So, I was just on my way out today when the earthquake hit. I was in the bedroom getting some stuff together and AAH was standing yacking away at me when I felt trembling and heard that eerie, creepy kind of rumble that always accompanies earthquakes. AAH didn’t notice, just kept talking, until I grabbed her and made for the doorway, and we stood there while the house shook all around us. Polly flew up screeching, the door to the hall cupboard flew open and the little lantern I have hung up in the hallway started swinging alarmingly back and forth. This seemed to last forever.
The most scary thing about earthquakes I find is the absolute powerlessness you feel in the face of their hugeness. The second most scary thing is not knowing if it’s over. Is this it, or is there more to come? Or – is there something bigger on the way? The shock hits afterwards: HOLY SHIT, that was an earthquake, should I run outside – or what?
The phone rang immediately; it was EPI calling from work, but as soon as I picked up the receiver it went dead and there was no way to get a connection for the next 15 minutes or so, neither with a landline nor GSM. Connection soon resumed, but police and civil defence were asking people not to use their phones unless absolutely necessary, to keep lines free for emergencies.
Anyway, it soon transpired that the epicenter was near Selfoss, about an hours’ drive from here [as it was the last time we had a major quake, in 2000] and the quake was somewhere between 6.1 and 6.7 on the Richter scale [reports vary]. I had the radio on in the car and there were live reports from Selfoss, where the reporter was clearly very shaken. Thankfully there were no major injuries to people [one good thing about living in Niceland is that they’re sticklers about building standards over here] but as you can imagine there was a fair bit of damage – outhouses collapsed at farms so sheep and lambs had to be put down, things fell off walls and shelves, household items were smashed, there was damage to roads and bridges, and there were landslides in various places. For the longest time people were strongly advised not to go back inside buildings for fear of another quake; the hospital and seniors’ home were evacuated and shelters were [and have been] set up both in Selfoss and here in Reykjavík, for people who can’t or don’t want to spend the night at home. Some buildings [like the hospital] are heavily damaged, with deep cracks in the walls and such, so obviously remaining inside is risky.

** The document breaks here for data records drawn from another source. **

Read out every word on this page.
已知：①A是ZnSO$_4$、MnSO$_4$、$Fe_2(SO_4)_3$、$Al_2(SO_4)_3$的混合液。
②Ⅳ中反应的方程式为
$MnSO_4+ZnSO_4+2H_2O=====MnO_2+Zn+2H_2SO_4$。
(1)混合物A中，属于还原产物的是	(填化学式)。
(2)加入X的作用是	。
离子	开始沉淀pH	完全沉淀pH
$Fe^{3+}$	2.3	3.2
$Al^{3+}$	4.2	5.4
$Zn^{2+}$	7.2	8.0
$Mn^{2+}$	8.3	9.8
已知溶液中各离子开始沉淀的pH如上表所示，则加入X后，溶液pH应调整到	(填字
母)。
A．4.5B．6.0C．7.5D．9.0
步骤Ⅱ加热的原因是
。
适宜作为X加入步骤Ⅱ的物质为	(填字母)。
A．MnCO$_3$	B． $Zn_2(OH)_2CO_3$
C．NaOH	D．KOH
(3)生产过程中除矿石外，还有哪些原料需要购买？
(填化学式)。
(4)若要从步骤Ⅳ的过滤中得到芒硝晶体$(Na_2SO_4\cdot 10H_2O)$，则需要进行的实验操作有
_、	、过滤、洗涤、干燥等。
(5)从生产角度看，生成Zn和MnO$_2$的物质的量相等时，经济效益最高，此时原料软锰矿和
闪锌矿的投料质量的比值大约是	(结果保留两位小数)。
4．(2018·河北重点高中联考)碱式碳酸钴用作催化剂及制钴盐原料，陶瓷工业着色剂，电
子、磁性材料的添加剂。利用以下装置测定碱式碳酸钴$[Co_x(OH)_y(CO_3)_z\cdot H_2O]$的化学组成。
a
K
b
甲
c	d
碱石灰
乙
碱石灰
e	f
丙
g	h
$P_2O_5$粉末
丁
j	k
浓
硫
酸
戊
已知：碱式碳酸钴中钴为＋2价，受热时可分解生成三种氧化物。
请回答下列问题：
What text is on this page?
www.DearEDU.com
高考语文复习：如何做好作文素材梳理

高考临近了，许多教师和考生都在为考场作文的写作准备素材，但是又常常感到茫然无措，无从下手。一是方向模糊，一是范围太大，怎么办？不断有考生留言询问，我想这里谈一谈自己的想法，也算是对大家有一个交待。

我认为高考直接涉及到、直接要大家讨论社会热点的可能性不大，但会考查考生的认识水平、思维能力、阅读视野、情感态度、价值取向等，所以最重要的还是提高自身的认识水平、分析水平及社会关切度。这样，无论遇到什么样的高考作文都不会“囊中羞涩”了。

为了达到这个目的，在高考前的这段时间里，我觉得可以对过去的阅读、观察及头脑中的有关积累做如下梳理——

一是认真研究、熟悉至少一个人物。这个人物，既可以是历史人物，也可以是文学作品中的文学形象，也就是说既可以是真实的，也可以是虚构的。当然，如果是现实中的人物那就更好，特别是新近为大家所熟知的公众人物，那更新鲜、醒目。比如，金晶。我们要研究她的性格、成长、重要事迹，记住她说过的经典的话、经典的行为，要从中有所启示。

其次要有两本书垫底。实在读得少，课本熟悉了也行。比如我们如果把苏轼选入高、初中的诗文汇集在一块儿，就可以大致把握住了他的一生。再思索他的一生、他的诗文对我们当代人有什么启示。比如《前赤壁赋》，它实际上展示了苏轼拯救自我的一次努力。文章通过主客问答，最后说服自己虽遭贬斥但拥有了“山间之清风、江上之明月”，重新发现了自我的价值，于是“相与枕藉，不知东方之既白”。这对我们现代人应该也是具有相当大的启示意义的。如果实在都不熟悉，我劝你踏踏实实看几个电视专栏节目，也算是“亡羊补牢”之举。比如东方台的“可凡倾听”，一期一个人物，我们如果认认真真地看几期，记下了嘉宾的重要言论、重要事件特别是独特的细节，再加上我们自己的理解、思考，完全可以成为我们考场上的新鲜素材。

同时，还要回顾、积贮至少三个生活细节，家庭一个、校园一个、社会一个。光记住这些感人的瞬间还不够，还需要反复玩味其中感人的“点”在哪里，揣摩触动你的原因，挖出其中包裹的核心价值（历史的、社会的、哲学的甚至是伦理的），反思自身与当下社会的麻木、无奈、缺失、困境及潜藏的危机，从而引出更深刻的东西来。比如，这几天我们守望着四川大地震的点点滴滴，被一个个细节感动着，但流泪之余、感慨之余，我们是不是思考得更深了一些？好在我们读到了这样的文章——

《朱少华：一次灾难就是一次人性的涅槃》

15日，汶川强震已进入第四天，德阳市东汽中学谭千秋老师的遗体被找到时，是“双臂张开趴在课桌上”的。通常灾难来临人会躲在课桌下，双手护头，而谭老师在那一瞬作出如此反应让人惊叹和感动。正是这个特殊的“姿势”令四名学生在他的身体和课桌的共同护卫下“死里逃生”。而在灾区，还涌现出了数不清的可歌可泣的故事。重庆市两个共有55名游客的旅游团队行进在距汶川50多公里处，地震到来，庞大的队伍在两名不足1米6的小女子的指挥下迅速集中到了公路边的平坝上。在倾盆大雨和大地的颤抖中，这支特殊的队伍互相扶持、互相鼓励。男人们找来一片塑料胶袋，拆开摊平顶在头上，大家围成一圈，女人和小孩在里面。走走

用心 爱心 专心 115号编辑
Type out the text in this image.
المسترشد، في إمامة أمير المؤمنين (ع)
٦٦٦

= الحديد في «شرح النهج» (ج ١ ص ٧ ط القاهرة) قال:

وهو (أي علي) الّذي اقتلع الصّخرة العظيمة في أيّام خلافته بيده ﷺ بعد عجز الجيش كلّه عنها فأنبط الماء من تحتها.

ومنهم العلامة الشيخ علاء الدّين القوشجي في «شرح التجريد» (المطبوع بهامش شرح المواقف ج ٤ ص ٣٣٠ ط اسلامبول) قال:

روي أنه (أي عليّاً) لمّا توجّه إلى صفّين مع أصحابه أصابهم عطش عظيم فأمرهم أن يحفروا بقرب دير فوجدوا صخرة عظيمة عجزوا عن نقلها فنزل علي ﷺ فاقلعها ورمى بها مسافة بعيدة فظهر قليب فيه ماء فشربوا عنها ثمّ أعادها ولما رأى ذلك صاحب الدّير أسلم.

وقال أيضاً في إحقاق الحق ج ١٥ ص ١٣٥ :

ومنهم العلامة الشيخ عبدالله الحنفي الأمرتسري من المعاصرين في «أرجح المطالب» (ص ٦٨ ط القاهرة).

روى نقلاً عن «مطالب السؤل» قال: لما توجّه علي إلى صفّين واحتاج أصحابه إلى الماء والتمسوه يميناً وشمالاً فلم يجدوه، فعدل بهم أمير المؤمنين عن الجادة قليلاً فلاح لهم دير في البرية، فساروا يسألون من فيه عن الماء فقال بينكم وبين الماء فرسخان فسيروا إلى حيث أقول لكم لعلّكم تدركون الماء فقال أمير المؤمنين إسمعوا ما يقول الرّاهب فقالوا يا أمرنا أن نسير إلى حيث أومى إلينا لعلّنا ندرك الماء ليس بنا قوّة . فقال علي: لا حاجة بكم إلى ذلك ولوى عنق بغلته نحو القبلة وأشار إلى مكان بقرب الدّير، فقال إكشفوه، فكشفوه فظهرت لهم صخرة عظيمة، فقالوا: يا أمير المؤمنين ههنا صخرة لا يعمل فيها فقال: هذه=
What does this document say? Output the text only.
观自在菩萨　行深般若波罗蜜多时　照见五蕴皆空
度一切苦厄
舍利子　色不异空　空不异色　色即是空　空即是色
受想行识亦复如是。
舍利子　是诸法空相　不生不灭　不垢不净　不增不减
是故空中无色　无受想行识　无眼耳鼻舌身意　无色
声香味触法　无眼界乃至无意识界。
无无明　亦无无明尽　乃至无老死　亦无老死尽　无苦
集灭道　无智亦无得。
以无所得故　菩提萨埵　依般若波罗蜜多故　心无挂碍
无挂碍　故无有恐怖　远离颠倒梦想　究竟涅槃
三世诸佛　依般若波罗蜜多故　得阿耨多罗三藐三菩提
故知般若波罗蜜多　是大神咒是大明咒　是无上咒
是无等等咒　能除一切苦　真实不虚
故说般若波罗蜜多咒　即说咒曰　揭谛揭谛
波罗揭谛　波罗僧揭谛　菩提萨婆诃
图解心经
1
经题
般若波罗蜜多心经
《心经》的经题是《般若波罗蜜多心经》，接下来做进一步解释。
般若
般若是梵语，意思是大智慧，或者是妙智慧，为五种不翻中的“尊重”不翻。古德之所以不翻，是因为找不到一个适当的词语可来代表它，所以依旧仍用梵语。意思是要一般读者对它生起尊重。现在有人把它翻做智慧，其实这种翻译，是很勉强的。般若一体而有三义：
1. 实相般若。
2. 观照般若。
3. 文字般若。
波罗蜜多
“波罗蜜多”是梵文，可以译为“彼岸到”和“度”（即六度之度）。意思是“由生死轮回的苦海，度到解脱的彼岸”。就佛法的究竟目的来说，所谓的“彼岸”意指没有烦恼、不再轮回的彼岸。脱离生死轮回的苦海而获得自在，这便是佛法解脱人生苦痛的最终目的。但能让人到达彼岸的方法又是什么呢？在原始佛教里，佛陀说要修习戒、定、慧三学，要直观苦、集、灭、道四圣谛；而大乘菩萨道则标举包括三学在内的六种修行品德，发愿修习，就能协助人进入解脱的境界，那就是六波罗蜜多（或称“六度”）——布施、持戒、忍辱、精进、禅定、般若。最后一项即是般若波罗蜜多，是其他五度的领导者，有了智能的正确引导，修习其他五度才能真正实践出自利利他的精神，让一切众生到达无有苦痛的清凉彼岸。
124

EPI’s brother lives in Selfoss; EPI spoke to him earlier. Turns out nothing was damaged at their place except for one egg cup that broke, which must be considered lucky since their massive mutha of a stove [it’s got three ovens in it] actually moved about 5 cm across the floor. Also, EPI’s brother had just finished some stonework in front of the house [a low wall of some sort] which was flattened. EPI was kind of concerned that their turf roof would have slid right off the sides, which would have been kind of unfortunate – but he needn’t have worried, it remained firmly in place so they’ll be spared the experience of sleeping under the stars.
Meanwhile, seismologists have determined that a major aftershock is not very likely since there were actually two earthquakes this afternoon, rather than one [which presumably accounts for how long it seemed to last]. Note bene, this is not counting smaller tremor that happened both before and after, and are still going on. This will also have eased a fair bit of the tension, which means that the people of Selfoss whose houses were not damaged are now officially free to sleep at home tonight. The others will have to spend the night elsewhere.
THANKFULLY IT WAS A GORGEOUS DAY
So the peeps of Selfoss could pass the time outdoors this afternoon without too much trouble. According to the reporter I listened to in the car, where she was standing women had come running outside in their bare feet – they’d been in the middle of a pedicure at a beauty salon, while others were having their hair highlighted so had a head full of aluminium foil [wonder what their hair looks like now!]. It was another utterly gorgeous day, right now we have 10°C [50F] and sunrise this morning was at 3.30 am, sunset due in exactly an hour, at 11.22 pm.